Il primo ministro giapponese Shinzō Abe è stato in Europa per incontri con l’Unione europea sul trattato di libero scambio in vigore da alcuni mesi e per iniziative atte a difendere il multilateralismo in un momento in cui Usa e Cina sembrano puntare su una rinascita del bilateralismo commerciale.

In questo contesto ha fatto tappa a Roma e si è incontrato con leader della maggioranza di governo che vedono con certo fascino l’esperienza nipponica in atto dal 2013 – chiamata Abenomics – che coniuga disavanzi del bilancio pubblico, aumento del già forte debito pubblico per mantenere crescita nonostante il forte invecchiamento della popolazione. È stato già rilevato che, nonostante l’Abenomics, negli ultimi vent’anni il tasso di crescita del Giappone (0,7% l’anno) è stato poco più della metà di quello dell’eurozona (1,3%) e che l’altissimo debito pubblico è finanziato essenzialmente all’interno, principalmente dalle Poste e da banche, mentre un terzo di quello italiano è in mano ad investitori esteri, i quali, nonostante gli elevati rendimenti (lo spread) nell’ultimo anno hanno cominciato a sbarazzarsene, preoccupati dall’eventualità di una crisi.

Vale la pena, però, esaminare il tema un po’ più a fondo. Ho soggiornato, in passato, spesso in Giappone e ne sbiascicavo anche qualche parola della lingua. L’Abenomics si compone fondamentalmente di tre direttrici: politica monetaria, politica di bilancio e strategie di crescita. Nello specifico, deprezzamento dello yen al fine di incentivare l’export giapponese continuamente minacciato da quello cinese (misura che all’Italia non è dato fare perché parte di un’unione monetaria), tasso d’interesse fissato in negativo per disincentivare il risparmio (misura che nel nostro caso dipende dalla Banca centrale europea), politica monetaria espansiva per raggiungere e mantenere il tasso d’inflazione del 2% l’anno, aumento di 1,5% della spesa pubblica raggiungendo l’11,5% del Pil.

L’Abenomics ha avuto benefici indiscutibili nel breve termine. Nel primo quadrimestre del 2013 (anno, si ricorda, in cui è stata varata), il tasso di crescita annuale del Giappone si è attestato attorno al 3,5% e gli indici di borsa hanno segnato un fortissimo aumento; l’attivo commerciale è cresciuto di trecento miliardi di yen grazie all’aumento del 12% delle esportazioni. Nonostante ciò, dopo questo primo balzo, l’indice Nikkei ha sperimentato un brusco ribasso.

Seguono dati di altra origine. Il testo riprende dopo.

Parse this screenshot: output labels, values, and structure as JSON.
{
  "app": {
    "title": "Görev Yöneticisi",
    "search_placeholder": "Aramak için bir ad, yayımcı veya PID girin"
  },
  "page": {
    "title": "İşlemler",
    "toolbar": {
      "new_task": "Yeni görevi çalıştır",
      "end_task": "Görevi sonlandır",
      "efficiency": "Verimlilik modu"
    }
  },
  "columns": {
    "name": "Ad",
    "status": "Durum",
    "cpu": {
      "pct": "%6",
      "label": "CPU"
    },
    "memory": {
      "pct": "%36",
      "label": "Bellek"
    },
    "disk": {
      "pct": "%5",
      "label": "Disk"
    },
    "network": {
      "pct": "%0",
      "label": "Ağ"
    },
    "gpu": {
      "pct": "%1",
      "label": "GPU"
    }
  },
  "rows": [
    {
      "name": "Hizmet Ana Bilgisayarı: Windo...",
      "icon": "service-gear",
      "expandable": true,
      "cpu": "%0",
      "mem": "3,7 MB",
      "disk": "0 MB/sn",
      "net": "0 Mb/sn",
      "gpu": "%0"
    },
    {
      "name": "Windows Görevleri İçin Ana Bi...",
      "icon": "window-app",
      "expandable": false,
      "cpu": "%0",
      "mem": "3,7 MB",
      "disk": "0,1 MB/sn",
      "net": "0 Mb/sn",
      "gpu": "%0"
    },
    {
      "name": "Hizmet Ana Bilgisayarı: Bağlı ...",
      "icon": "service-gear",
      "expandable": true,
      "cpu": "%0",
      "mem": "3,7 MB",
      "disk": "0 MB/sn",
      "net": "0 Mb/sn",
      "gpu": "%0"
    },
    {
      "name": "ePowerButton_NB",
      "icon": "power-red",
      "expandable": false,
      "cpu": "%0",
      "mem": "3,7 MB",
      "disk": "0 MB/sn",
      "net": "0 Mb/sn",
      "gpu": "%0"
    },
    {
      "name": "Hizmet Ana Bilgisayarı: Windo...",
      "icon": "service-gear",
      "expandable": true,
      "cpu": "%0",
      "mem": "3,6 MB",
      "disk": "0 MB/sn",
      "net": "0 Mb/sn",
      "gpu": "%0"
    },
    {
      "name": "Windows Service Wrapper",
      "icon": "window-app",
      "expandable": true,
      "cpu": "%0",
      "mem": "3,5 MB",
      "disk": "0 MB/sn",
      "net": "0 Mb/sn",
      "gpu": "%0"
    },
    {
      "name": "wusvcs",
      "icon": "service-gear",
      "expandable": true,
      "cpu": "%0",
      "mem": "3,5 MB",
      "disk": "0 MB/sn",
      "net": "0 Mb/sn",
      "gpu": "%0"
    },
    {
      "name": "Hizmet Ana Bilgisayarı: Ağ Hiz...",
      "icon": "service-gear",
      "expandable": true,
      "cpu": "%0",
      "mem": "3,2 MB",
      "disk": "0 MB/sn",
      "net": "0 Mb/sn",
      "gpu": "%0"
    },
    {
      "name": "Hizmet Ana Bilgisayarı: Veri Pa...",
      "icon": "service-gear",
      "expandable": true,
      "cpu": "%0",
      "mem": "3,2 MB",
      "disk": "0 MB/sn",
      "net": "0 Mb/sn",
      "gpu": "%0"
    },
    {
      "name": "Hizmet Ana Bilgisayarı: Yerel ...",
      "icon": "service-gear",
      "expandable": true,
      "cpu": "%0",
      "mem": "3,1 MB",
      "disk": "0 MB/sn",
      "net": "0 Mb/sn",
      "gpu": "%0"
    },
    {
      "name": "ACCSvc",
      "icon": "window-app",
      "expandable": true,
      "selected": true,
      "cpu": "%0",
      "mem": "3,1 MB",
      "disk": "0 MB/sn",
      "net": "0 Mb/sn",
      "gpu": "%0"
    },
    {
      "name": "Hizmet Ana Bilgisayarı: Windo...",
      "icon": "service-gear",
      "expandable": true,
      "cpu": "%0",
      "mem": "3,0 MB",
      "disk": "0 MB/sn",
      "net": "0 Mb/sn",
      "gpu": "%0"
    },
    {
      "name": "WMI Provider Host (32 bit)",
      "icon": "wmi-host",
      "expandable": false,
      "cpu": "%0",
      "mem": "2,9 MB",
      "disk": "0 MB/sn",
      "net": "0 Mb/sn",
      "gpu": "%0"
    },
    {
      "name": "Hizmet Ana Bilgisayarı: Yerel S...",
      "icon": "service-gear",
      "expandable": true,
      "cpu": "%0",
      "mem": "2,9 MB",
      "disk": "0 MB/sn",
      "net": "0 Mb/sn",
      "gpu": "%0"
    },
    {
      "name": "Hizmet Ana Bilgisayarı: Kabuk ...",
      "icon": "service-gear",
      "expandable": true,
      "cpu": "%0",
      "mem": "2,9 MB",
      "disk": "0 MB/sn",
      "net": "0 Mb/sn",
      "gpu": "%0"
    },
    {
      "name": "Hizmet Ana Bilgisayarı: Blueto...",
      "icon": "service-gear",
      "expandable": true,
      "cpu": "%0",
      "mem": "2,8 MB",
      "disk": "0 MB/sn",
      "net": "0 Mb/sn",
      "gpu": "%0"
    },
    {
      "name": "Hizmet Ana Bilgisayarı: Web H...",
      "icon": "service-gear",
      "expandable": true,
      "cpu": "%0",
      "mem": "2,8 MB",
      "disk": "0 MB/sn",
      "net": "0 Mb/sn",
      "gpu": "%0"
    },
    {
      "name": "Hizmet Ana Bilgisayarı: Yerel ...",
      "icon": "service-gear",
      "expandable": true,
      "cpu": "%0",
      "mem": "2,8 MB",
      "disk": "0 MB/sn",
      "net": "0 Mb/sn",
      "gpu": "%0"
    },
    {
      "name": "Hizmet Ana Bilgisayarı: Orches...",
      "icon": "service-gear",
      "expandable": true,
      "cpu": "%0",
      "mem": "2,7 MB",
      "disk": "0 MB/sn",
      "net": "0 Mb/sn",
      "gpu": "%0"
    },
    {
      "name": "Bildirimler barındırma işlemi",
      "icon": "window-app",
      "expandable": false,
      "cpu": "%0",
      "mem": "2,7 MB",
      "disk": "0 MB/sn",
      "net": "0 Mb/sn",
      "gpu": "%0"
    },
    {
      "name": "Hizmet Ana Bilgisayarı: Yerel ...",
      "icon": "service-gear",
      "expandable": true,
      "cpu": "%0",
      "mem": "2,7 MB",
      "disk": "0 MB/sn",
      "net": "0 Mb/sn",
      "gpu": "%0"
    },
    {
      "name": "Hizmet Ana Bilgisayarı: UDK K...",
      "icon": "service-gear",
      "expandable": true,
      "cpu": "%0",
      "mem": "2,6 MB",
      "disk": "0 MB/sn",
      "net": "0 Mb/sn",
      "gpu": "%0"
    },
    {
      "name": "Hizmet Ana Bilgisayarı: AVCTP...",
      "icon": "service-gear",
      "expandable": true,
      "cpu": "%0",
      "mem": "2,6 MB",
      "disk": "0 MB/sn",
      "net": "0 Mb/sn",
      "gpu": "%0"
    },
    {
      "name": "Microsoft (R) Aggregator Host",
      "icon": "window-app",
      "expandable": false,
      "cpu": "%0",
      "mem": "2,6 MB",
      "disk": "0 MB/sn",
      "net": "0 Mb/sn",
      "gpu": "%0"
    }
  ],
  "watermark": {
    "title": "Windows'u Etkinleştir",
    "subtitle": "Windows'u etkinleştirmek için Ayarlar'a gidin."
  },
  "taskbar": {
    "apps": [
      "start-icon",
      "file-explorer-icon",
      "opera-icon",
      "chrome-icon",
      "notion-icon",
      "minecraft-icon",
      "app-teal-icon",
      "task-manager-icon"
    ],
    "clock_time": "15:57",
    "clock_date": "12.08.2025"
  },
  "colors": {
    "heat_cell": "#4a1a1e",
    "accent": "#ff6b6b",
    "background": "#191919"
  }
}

Inoltre, i salari reali hanno subìto una riduzione in termini reali a ragione dell’aumento dell’inflazione in coppia ad un incremento aumento meno che proporzionale dei salari nominali. Il governo risponde che attraverso una maggiore competitività sarà in grado di contrastare questa tendenza. Tokyo è convinta che nel più lungo periodo, il Giappone tornerà sulla scena mondiale in maniera competitiva. Per l’anno in corso le stime di crescita danno un aumento del Pil dell’1% – un successo rispetto al passato.

Occorre tenere presente che molti aspetti dell’economia e della società giapponese sembrano adattarsi molto poco alla società italiana: la disciplina, la sobrietà di vita e di consumi. Il Giappone ha, poi, da decenni una politica di “invecchiamento attivo”: oggi si va in pensione a 70 anni con il 35% dell’ultimo stipendio e successivamente si è impegnati (gratis) in attività di pubblica utilità. Che risultato avrebbe alle urne la forza politica che lo proponesse agli italiani?